Jusqu'ici, aucun cas de contamination n'a été rapporté chez des boxeurs. Quelques combats ont toutefois été repoussés après que des membres de l'entourage de certains d'entre eux reçu un résultat positif.

EOTTM avait deux galas prévus en mars, qui ont été annulés à la toute dernière minute, alors que les boxeurs étaient tous à Montréal et s'étaient soumis à un test de détection de la COVID-19.

«Nous étions d'accord avec cette décision à l'époque, car nous nous disions qu'il s'agissait d'une situation mondiale. Maintenant, c'est de la discrimination et une grande injustice envers la boxe. J'ai même l'impression que c'est un peu de l'improvisation. Ils ont l'air dépassés par tout ce qui se passe.»

Estephan ne comprend pas pourquoi on ne peut pas s'inspirer de la démarche de Top Rank pour relancer la boxe au Québec. Il craint que des boxeurs ne choisissent de rompre leur lien d'affaire avec les promoteurs québécois afin de pouvoir gagner leur vie ailleurs.

«C'est certain que s'ils ne peuvent pas poursuivre leur carrière avec nous, ils vont trouver d'autres opportunités. Ça va de soi.»

Comme promoteur, il promet de prendre tous les moyens pour pouvoir faire boxer ses protégés, même si cela implique d'organiser des galas à l'extérieur de la province.

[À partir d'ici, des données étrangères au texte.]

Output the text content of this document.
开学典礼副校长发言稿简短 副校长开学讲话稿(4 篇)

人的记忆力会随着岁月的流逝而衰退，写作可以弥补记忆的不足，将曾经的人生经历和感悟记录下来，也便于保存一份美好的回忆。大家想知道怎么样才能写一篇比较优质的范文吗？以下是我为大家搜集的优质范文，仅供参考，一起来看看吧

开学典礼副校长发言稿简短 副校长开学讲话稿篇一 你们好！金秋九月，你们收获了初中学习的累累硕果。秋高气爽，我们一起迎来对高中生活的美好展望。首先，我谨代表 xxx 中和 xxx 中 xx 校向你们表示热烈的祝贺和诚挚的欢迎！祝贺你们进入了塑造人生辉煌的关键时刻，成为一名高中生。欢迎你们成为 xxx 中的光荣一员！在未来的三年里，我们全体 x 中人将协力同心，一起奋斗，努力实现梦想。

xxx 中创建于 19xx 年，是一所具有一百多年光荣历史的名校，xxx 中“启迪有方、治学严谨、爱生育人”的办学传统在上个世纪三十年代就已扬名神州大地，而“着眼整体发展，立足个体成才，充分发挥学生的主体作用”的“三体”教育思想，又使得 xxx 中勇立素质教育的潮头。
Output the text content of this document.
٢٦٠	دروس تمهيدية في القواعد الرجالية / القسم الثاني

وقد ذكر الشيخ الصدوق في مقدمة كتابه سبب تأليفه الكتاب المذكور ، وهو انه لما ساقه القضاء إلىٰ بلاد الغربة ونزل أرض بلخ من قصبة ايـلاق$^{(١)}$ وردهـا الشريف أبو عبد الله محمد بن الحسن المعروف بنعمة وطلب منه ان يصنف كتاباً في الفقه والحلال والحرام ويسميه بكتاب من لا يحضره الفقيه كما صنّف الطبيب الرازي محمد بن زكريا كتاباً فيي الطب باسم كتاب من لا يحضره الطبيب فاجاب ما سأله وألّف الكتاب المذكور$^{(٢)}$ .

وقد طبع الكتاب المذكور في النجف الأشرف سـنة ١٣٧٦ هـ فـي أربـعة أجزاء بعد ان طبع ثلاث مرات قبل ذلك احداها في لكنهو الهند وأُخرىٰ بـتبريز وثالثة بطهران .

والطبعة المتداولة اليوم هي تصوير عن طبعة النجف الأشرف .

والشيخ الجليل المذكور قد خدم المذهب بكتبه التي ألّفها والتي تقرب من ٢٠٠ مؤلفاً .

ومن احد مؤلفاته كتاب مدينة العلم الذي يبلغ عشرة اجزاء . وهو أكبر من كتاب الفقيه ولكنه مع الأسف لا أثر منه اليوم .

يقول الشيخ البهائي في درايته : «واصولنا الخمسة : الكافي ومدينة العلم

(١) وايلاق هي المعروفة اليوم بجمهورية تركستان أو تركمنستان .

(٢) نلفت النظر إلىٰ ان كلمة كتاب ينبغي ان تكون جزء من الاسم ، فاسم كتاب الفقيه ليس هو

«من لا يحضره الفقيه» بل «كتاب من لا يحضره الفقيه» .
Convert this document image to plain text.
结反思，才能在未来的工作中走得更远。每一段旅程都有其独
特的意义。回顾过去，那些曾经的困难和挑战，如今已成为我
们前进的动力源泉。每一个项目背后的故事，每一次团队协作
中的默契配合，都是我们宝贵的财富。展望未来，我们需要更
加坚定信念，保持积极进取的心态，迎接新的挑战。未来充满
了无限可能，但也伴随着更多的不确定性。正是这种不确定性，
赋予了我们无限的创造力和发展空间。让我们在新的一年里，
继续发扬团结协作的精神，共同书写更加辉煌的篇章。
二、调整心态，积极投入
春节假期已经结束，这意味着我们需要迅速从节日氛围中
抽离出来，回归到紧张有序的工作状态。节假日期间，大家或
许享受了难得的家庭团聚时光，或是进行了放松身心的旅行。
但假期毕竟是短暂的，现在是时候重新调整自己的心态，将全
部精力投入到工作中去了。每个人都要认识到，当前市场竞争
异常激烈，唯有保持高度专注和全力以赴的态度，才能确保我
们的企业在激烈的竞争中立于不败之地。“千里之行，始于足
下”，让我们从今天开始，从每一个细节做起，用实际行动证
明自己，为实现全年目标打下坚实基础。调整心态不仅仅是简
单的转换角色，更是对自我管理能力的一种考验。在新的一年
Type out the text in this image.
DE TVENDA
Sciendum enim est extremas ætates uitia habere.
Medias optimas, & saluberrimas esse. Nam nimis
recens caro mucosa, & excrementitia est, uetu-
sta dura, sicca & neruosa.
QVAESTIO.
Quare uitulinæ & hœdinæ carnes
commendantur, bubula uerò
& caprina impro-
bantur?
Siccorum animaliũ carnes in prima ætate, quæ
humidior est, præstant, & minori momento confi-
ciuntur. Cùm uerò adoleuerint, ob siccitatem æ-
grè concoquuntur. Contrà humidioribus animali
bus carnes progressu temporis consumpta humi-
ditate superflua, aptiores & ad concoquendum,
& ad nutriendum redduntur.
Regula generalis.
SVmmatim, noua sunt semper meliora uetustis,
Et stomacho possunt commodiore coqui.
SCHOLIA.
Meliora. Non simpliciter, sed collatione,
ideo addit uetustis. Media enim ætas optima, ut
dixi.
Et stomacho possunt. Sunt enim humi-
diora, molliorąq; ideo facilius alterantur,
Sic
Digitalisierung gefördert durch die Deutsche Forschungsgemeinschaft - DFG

«On peut organiser cela n'importe où dans le monde, mais ça n'a pas d'allure qu'on ne puisse organiser cela chez nous. (...) On a déjà regardé comment organiser des galas ailleurs, même s'il faut le faire à Monte-Carlo. Si je n'ai pas le choix, je n'ai pas le choix. Ils ne pourront pas nous arrêter: nous aurons encore des champions du monde.»

En fin d'après-midi, mercredi, le Groupe Yvon Michel a publié un communiqué au sujet de la position du ministère. En voici quelques extraits:

«Nous ne désirons pas commenter à propos de la qualité du protocole présenté par EOTTM aux autorités de la santé publique, puisque nous ne le connaissons pas, n'ayant pas été sollicités pour ni son élaboration ni sa présentation.»

«(Nous assumons par contre) qu'il a certainement sa pertinence. (Cependant), nous sommes dans l'incompréhension totale face au traitement injuste que réserve l'organisme ministériel québécois à la présentation du protocole suggéré.»

«Nous avons le privilège, au Québec, d'être assistés par l'une des plus compétentes et professionnelles commission athlétique au monde soit la Régie des alcool des courses et des jeux - division sports de combats et son expérimenté directeur, M. Michel Hamelin.»

«Ils ont les connaissances et les ressources requises pour analyser les demandes, proposer les correctifs requis et les faire appliquer.»

«Nous souhaitons que le Dr Arruda et son équipe puissent reconsidérer sérieusement la position du ministère de la Santé et des Services sociaux, afin qu'ils acceptent d'évaluer à nouveau les demandes avec toute la rigueur qu'elles méritent.»